One of the chunks for the quarterly document might contain the correct answer: “The company’s revenue grew by 3% over the previous quarter.” But this chunk does not specify which company it was and what time period it was referring to.

In these cases, you can enhance retrieval by adding contextual information to each chunk before calculating the embeddings and indexing them. Contextual retrieval was recently introduced by Anthropic AI. In the above example, the document chunk that contains the answer would be prepended with information such as: “This chunk is from the quarterly earnings of Company X. It discusses the company’s earnings in Q1 2024.”

Reranking

No matter how much you improve your indexing and retrieval mechanisms, there is always a chance that you will miss important documents for some prompts. One workaround that is easy to implement and is widely popular is reranking.

Reranking algorithms compare the full text of documents against user queries. They are not efficient when run against a full corpus but can process a few dozen documents very quickly. Therefore, if you want to add n documents as context to your LLM, you can retrieve 2n or 3n documents and run them through a reranking algorithm to retrieve the top-n that are relevant to your query.

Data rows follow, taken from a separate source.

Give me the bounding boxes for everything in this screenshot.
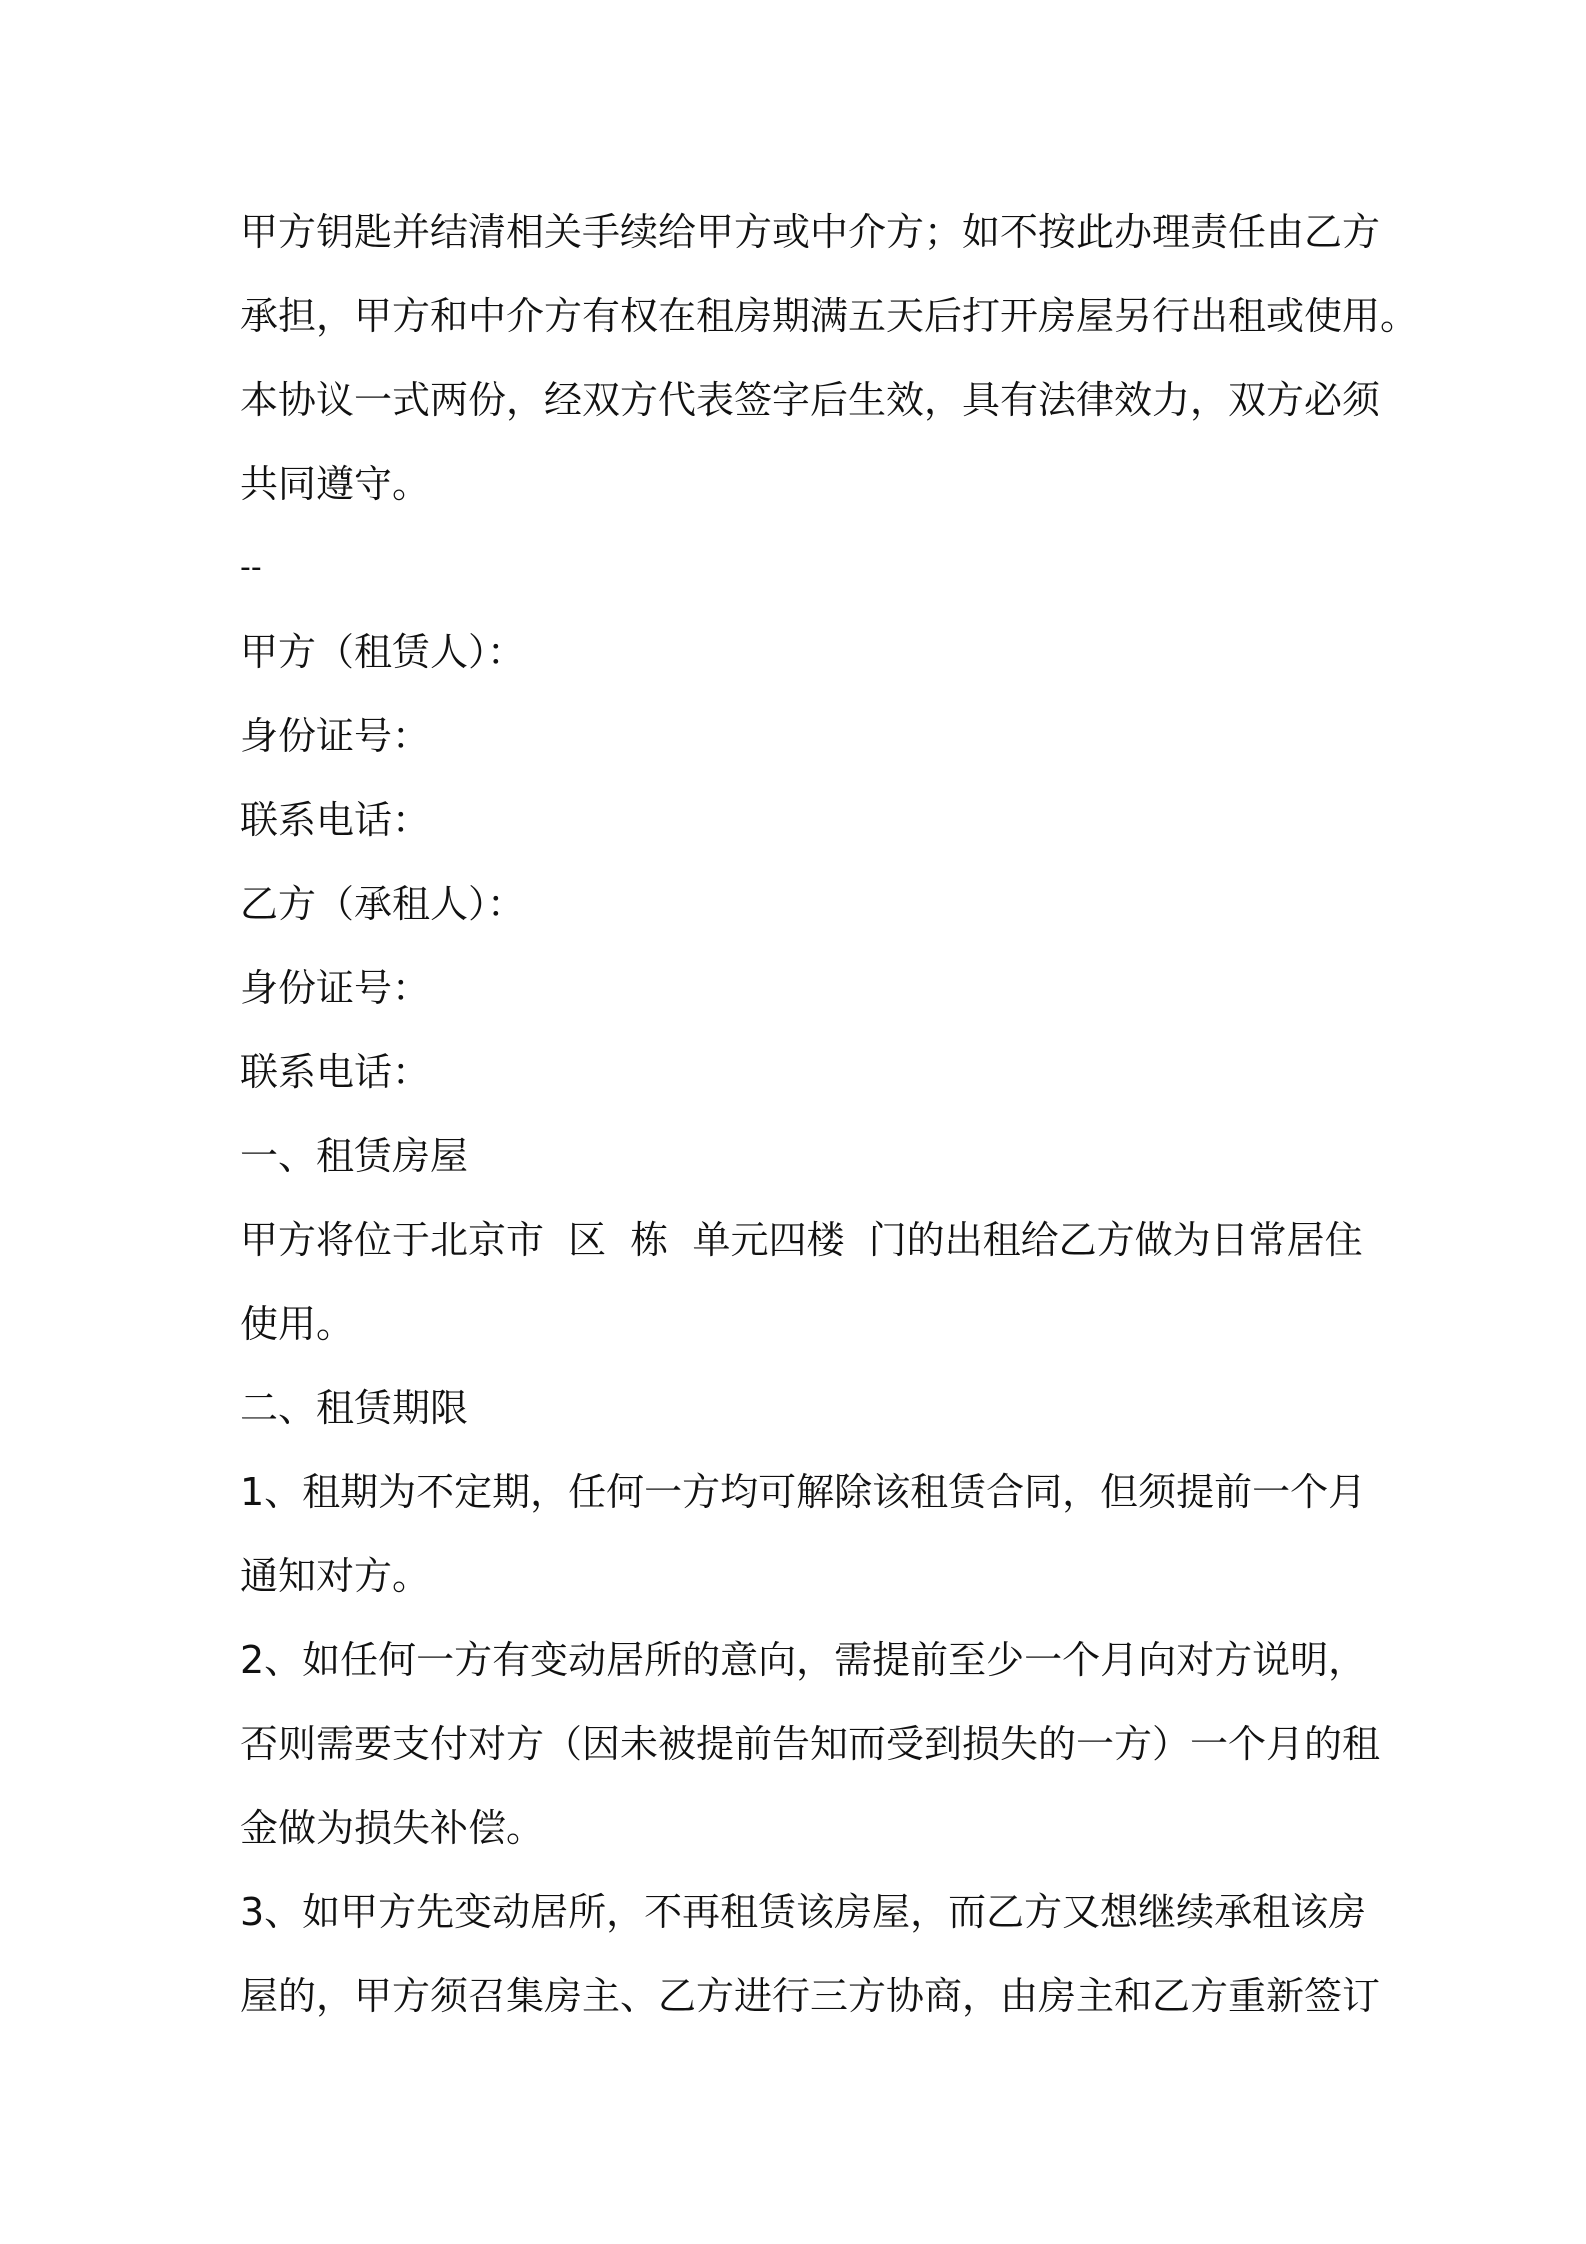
party-b-id-label: 身份证号： [240, 966, 431, 1010]
paragraph-line: 金做为损失补偿。 [240, 1806, 545, 1850]
party-b-phone-label: 联系电话： [240, 1050, 431, 1094]
paragraph-line: 1、租期为不定期，任何一方均可解除该租赁合同，但须提前一个月 [240, 1470, 1367, 1514]
paragraph-line: 共同遵守。 [240, 462, 431, 506]
party-a-id-label: 身份证号： [240, 714, 431, 758]
party-a-label: 甲方（租赁人）： [240, 630, 526, 674]
party-b-label: 乙方（承租人）： [240, 882, 526, 926]
separator-text: -- [240, 550, 262, 585]
paragraph-line: 使用。 [240, 1302, 355, 1346]
section-heading: 二、租赁期限 [240, 1386, 469, 1430]
paragraph-line: 承担，甲方和中介方有权在租房期满五天后打开房屋另行出租或使用。 [240, 294, 1419, 338]
paragraph-line: 甲方钥匙并结清相关手续给甲方或中介方；如不按此办理责任由乙方 [240, 210, 1381, 254]
paragraph-line: 屋的，甲方须召集房主、乙方进行三方协商，由房主和乙方重新签订 [240, 1974, 1381, 2018]
party-a-phone-label: 联系电话： [240, 798, 431, 842]
paragraph-line: 3、如甲方先变动居所，不再租赁该房屋，而乙方又想继续承租该房 [240, 1890, 1367, 1934]
paragraph-line: 本协议一式两份，经双方代表签字后生效，具有法律效力，双方必须 [240, 378, 1381, 422]
document-body [240, 190, 1419, 2038]
paragraph-line: 甲方将位于北京市 区 栋 单元四楼 门的出租给乙方做为日常居住 [240, 1218, 1363, 1262]
paragraph-line: 2、如任何一方有变动居所的意向，需提前至少一个月向对方说明， [240, 1638, 1367, 1682]
paragraph-line: 通知对方。 [240, 1554, 431, 1598]
section-heading: 一、租赁房屋 [240, 1134, 469, 1178]
paragraph-line: 否则需要支付对方（因未被提前告知而受到损失的一方）一个月的租 [240, 1722, 1381, 1766]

Cohere Rerank is a fast and easy-to-use API-based reranking tool. In case you want an open source reranking model, you can use bge-reranker.

RAG Reranking
RAG with reranking

Considerations

While using advanced retrieval techniques can improve the performance of your RAG pipeline, it is important to consider the tradeoffs. Adding layers of complexity can result in higher compute and storage costs or slow down your retrieval process. For example, document domain alignment adds an extra LLM call to your RAG pipeline, slowing down the process and adding considerable costs at scale. Classic search and reranking will add an extra processing step to the RAG. And contextual retrieval increases the costs of the preparation and indexing step by requiring many calls to your LLM to generate contextual information.

I usually start by setting an expected accuracy for my task and then determine whether the extra effort and costs are worth the payback. For example, in a writing assistance application where I expect an expert with full knowledge of the topic to review and correct the entire answer, I might not need the few percentage points of accuracy gained from adding extra processing layers to the RAG pipeline. On the other hand, if I’m developing an application where the accuracy of the retrieved documents is a big differentiator and the user won’t mind waiting a few extra seconds to get more accurate answers, it makes sense to add extra techniques.